When we need the level of global distribution that PlanetScale provides, while staying simple with our data model, we like to stick with MongoDB. Specifically, we use MongoDB Atlas, which hosts MongoDB databases in a distributed fashion. Mongo is very well suited for MVPs and small projects, and reduces the maintenance burden as long as your data model is simple.

With all 3 databases, when we have to query data server-side, we found that Prisma very easily brings type-safety to our database queries. It improves the developer experience by a lot, and it also makes it easier to refactor our database schemas. We highly recommend it for use with any data model that has more than half a dozen tables.

Dev containers

See that Python package you just upgraded? Well, with your code importing it, it has full-disk access to your computer, so if it were malicious, it could do some pretty bad things: install a virus, a botnet, a RAT, or even steal your work/login credentials/crypto/anything stored in your computer.

But it would never do that, because of course you read all the code changes from that package upgrade. Right? :)

This is called a supply chain attack. They can happen in package upgrades, in Git clones, in software installs.

Dev containers are a VSCode feature that help remediate this problem by allowing you to do all your development work in a sandboxed environment like a container. This way, anything malicious in your development environment will only have access to the container’s filesystem and OS.
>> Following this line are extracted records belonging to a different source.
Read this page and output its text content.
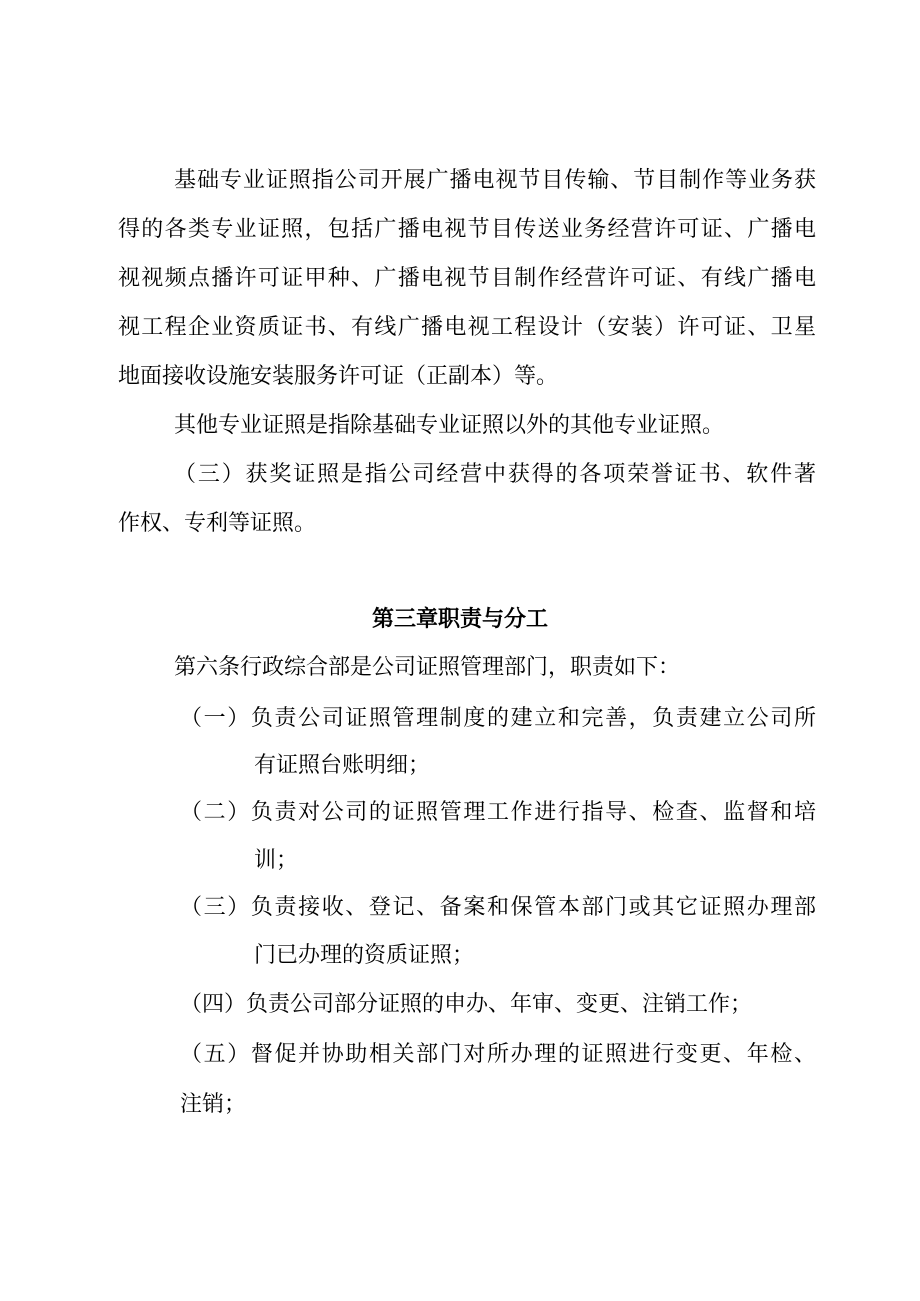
基础专业证照指公司开展广播电视节目传输、节目制作等业务获
得的各类专业证照，包括广播电视节目传送业务经营许可证、广播电
视视频点播许可证甲种、广播电视节目制作经营许可证、有线广播电
视工程企业资质证书、有线广播电视工程设计（安装）许可证、卫星
地面接收设施安装服务许可证（正副本）等。
其他专业证照是指除基础专业证照以外的其他专业证照。
（三）获奖证照是指公司经营中获得的各项荣誉证书、软件著
作权、专利等证照。
第三章职责与分工
第六条行政综合部是公司证照管理部门，职责如下：
（一）负责公司证照管理制度的建立和完善，负责建立公司所
有证照台账明细；
（二）负责对公司的证照管理工作进行指导、检查、监督和培
训；
（三）负责接收、登记、备案和保管本部门或其它证照办理部
门已办理的资质证照；
（四）负责公司部分证照的申办、年审、变更、注销工作；
（五）督促并协助相关部门对所办理的证照进行变更、年检、
注销；
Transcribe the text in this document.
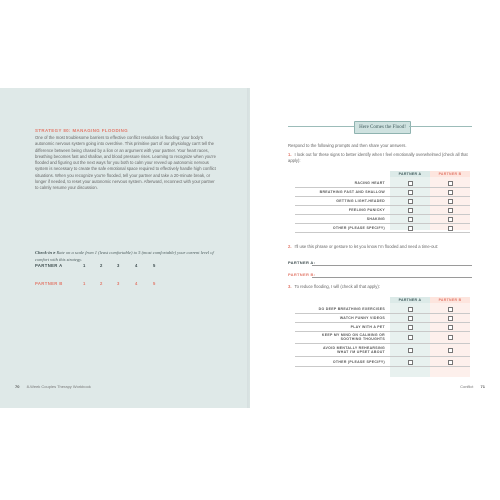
STRATEGY 80: MANAGING FLOODING
One of the most troublesome barriers to effective conflict resolution is flooding: your body's autonomic nervous system going into overdrive. This primitive part of our physiology can't tell the difference between being chased by a lion or an argument with your partner. Your heart races, breathing becomes fast and shallow, and blood pressure rises. Learning to recognize when you're flooded and figuring out the next ways for you both to calm your revved up autonomic nervous system is necessary to create the safe emotional space required to effectively handle high conflict situations. When you recognize you're flooded, tell your partner and take a 20-minute break, or longer if needed, to reset your autonomic nervous system. Afterward, reconnect with your partner to calmly resume your discussion.
Check-in ▸ Rate on a scale from 1 (least comfortable) to 5 (most comfortable) your current level of comfort with this strategy.
PARTNER A	1	2	3	4	5
PARTNER B	1	2	3	4	5
70 8-Week Couples Therapy Workbook
Here Comes the Flood!
Respond to the following prompts and then share your answers.
1. I look out for these signs to better identify when I feel emotionally overwhelmed (check all that apply):
PARTNER A	PARTNER B
RACING HEART
BREATHING FAST AND SHALLOW
GETTING LIGHT-HEADED
FEELING PANICKY
SHAKING
OTHER (PLEASE SPECIFY)
2. I'll use this phrase or gesture to let you know I'm flooded and need a time-out:
PARTNER A:
PARTNER B:
3. To reduce flooding, I will (check all that apply):
PARTNER A	PARTNER B
DO DEEP BREATHING EXERCISES
WATCH FUNNY VIDEOS
PLAY WITH A PET
KEEP MY MIND ON CALMING OR SOOTHING THOUGHTS
AVOID MENTALLY REHEARSING WHAT I'M UPSET ABOUT
OTHER (PLEASE SPECIFY)
Conflict 71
Dev containers provide additional benefits for free:

  • they force you to “document” the set-up of your development environment in the set-up script
  • they make context switching easier. If a given repo needs a specific Ubuntu package and a specific Node.js runtime version, the dev container can provide it without you having to install it system-wide on your computer.
  • on macOS and Windows, your development work is in a Linux container, which in turn makes setting up the dev container environment in question easier as you don’t have to cater for different OSes
  • local clones of your repo become ephemeral by default, the repository version being the source of truth
  • need to review a PR? Just open a new dev container with the PR branch checked out, and you’re good to go. No need to stash your local changes, and no more conflict woes.
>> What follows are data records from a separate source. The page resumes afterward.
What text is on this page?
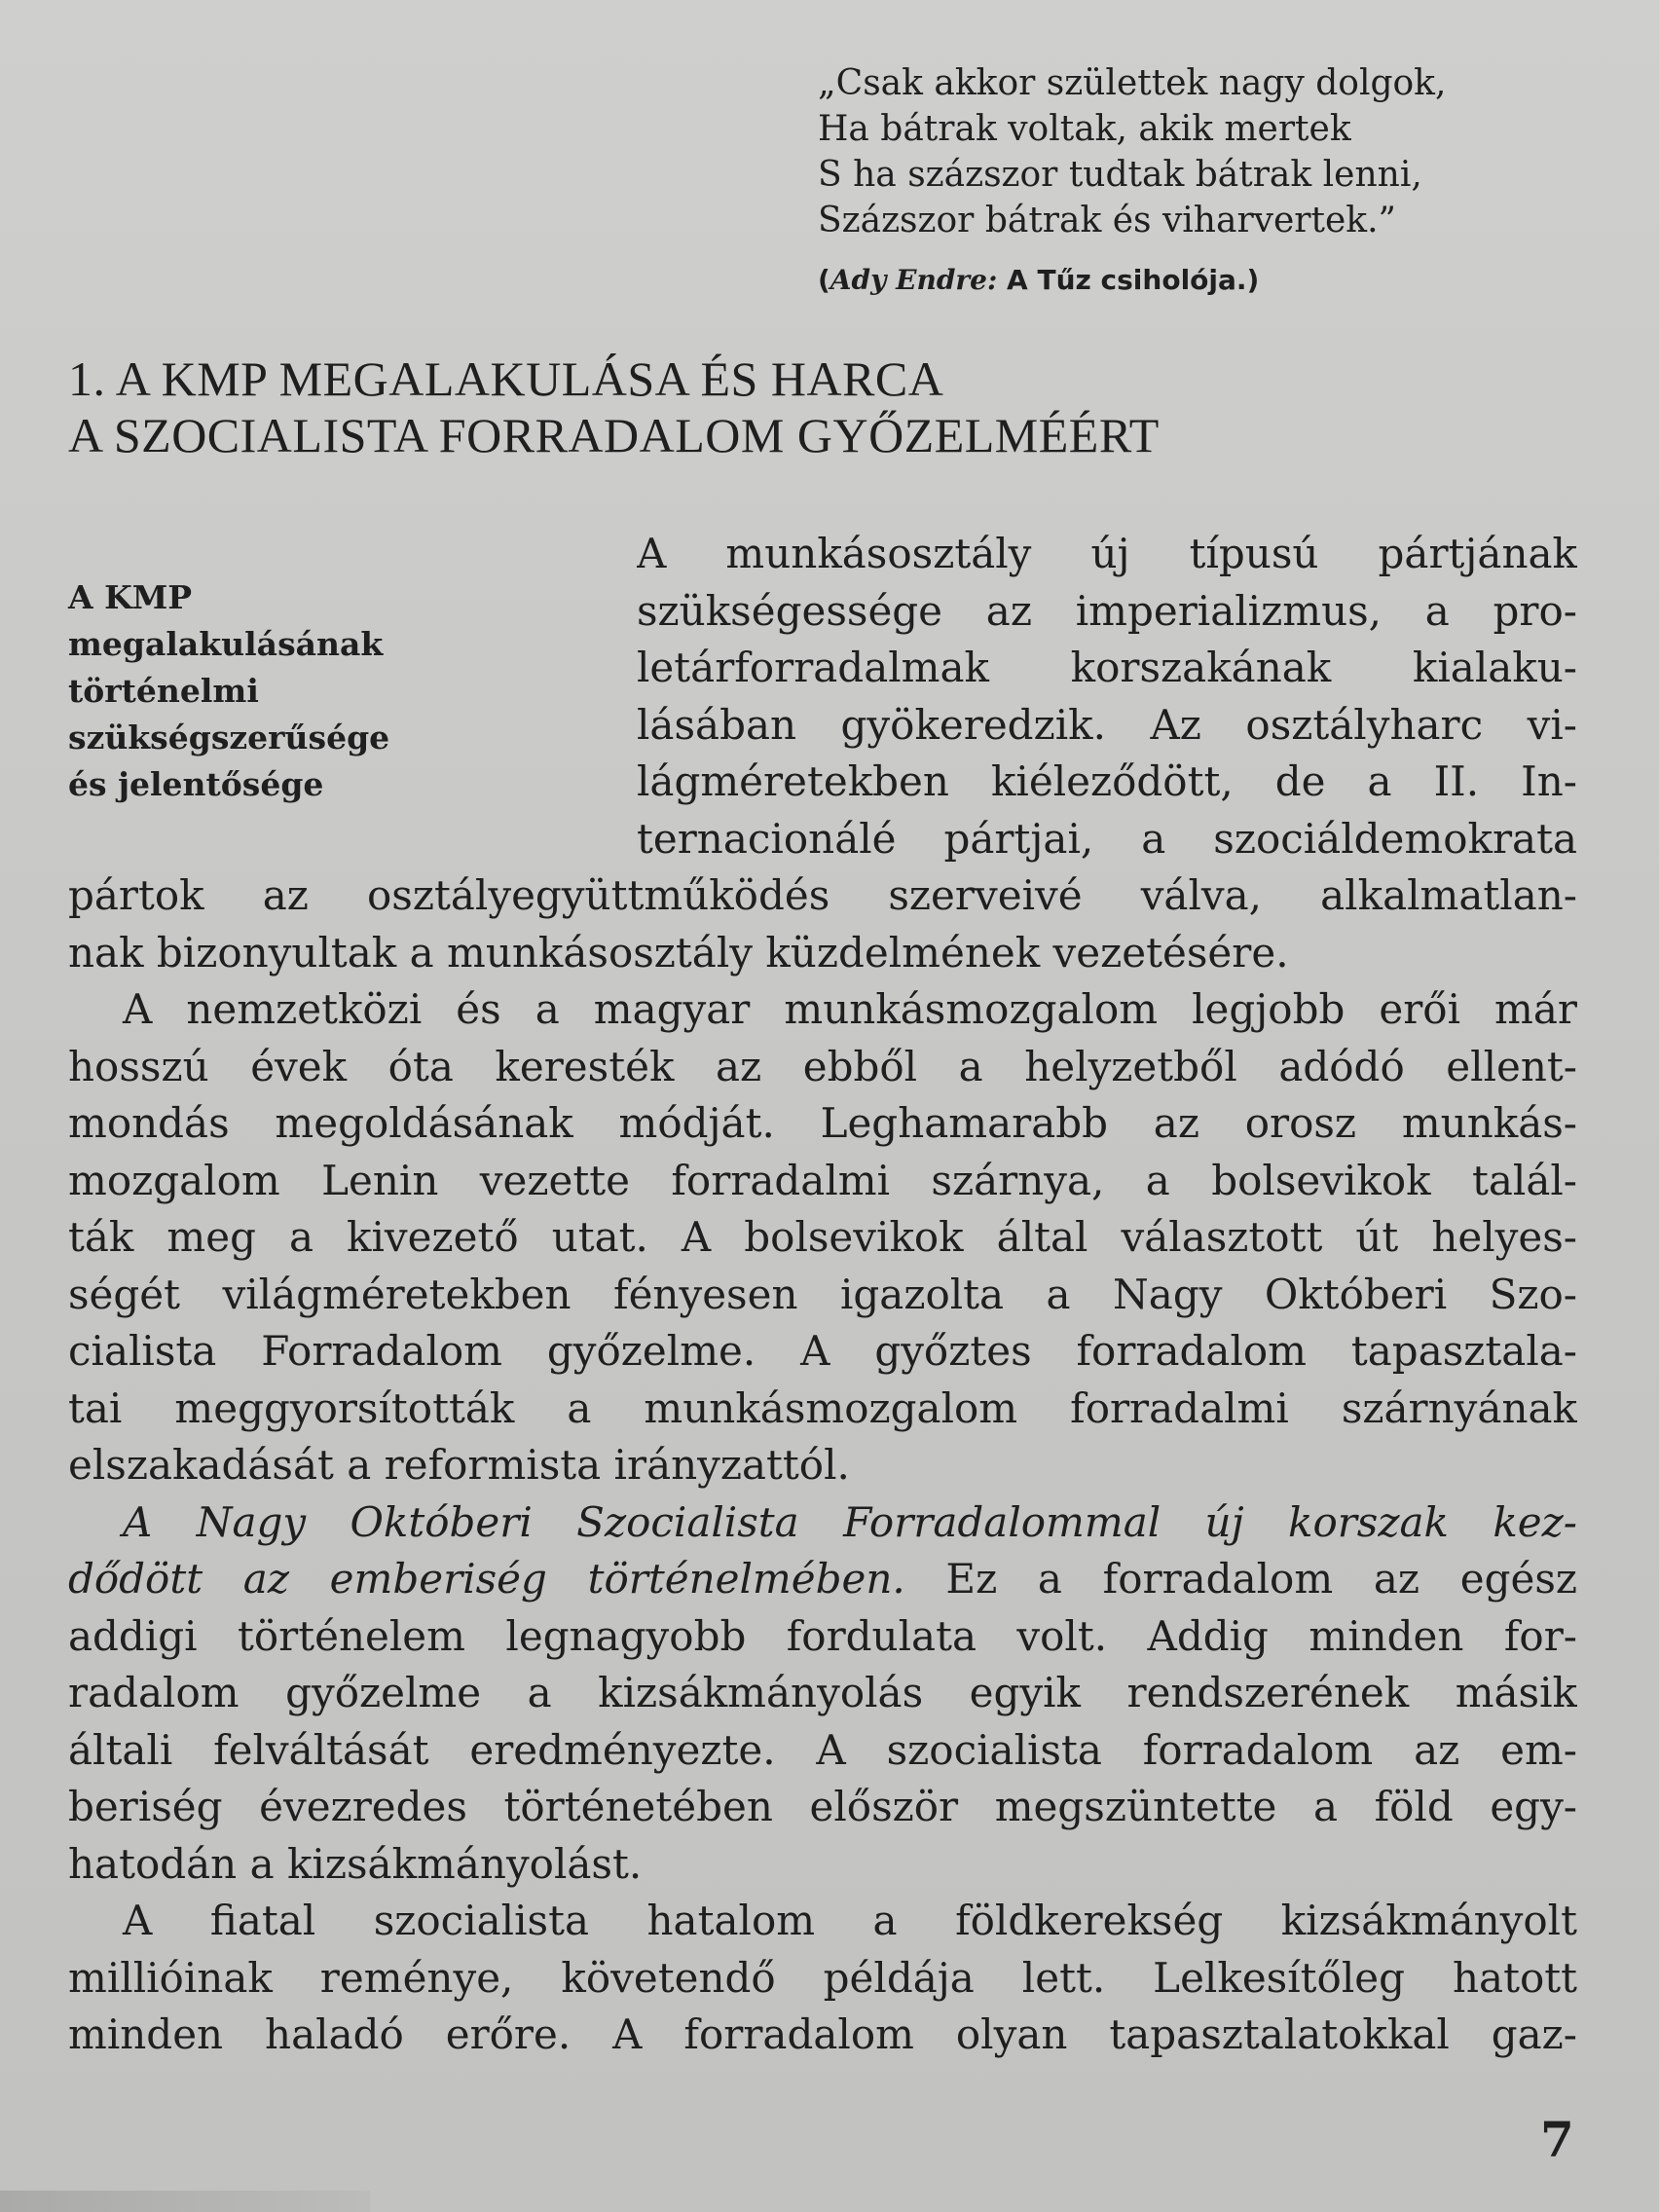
„Csak akkor születtek nagy dolgok,
Ha bátrak voltak, akik mertek
S ha százszor tudtak bátrak lenni,
Százszor bátrak és viharvertek.”
(Ady Endre: A Tűz csiholója.)
1. A KMP MEGALAKULÁSA ÉS HARCA
A SZOCIALISTA FORRADALOM GYŐZELMÉÉRT
A KMP
megalakulásának
történelmi
szükségszerűsége
és jelentősége
A munkásosztály új típusú pártjának
szükségessége az imperializmus, a pro-
letárforradalmak korszakának kialaku-
lásában gyökeredzik. Az osztályharc vi-
lágméretekben kiéleződött, de a II. In-
ternacionálé pártjai, a szociáldemokrata
pártok az osztályegyüttműködés szerveivé válva, alkalmatlan-
nak bizonyultak a munkásosztály küzdelmének vezetésére.
A nemzetközi és a magyar munkásmozgalom legjobb erői már
hosszú évek óta keresték az ebből a helyzetből adódó ellent-
mondás megoldásának módját. Leghamarabb az orosz munkás-
mozgalom Lenin vezette forradalmi szárnya, a bolsevikok talál-
ták meg a kivezető utat. A bolsevikok által választott út helyes-
ségét világméretekben fényesen igazolta a Nagy Októberi Szo-
cialista Forradalom győzelme. A győztes forradalom tapasztala-
tai meggyorsították a munkásmozgalom forradalmi szárnyának
elszakadását a reformista irányzattól.
A Nagy Októberi Szocialista Forradalommal új korszak kez-
dődött az emberiség történelmében. Ez a forradalom az egész
addigi történelem legnagyobb fordulata volt. Addig minden for-
radalom győzelme a kizsákmányolás egyik rendszerének másik
általi felváltását eredményezte. A szocialista forradalom az em-
beriség évezredes történetében először megszüntette a föld egy-
hatodán a kizsákmányolást.
A fiatal szocialista hatalom a földkerekség kizsákmányolt
millióinak reménye, követendő példája lett. Lelkesítőleg hatott
minden haladó erőre. A forradalom olyan tapasztalatokkal gaz-
7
Try it on our prgm-dev/sveltekit-progress-bar repo:
Open in Dev Containers

If you are on macOS, I recommend using Colima (free) or OrbStack (free while in beta) as the container runtime solution. They use less resources than Docker Desktop, and I find them simpler to use.

Looking ahead

We have been very impressed by the progress of the Web ecosystem in the last few years. Project Fugu is progressing rapidly, and soon it might be possible to build Web-apps that are as powerful as native apps on both desktop and mobile platforms.

The Web is permissionless, open, secure-by-default, battle-tested, durable (see the Lindy Effect), only loads required resources (you don’t need to download a 300 Mb app to open Facebook), and is the platform that currently achieves cross-platform compatibility the best.

We have geared our stack toward the Web because we think it is becoming superior, and through the rapid progress of the platform, it will allow us to build a broader range of powerful applications than ever before.

We are very excited about this future ahead of us, and we hope to have shared some of that excitement with you.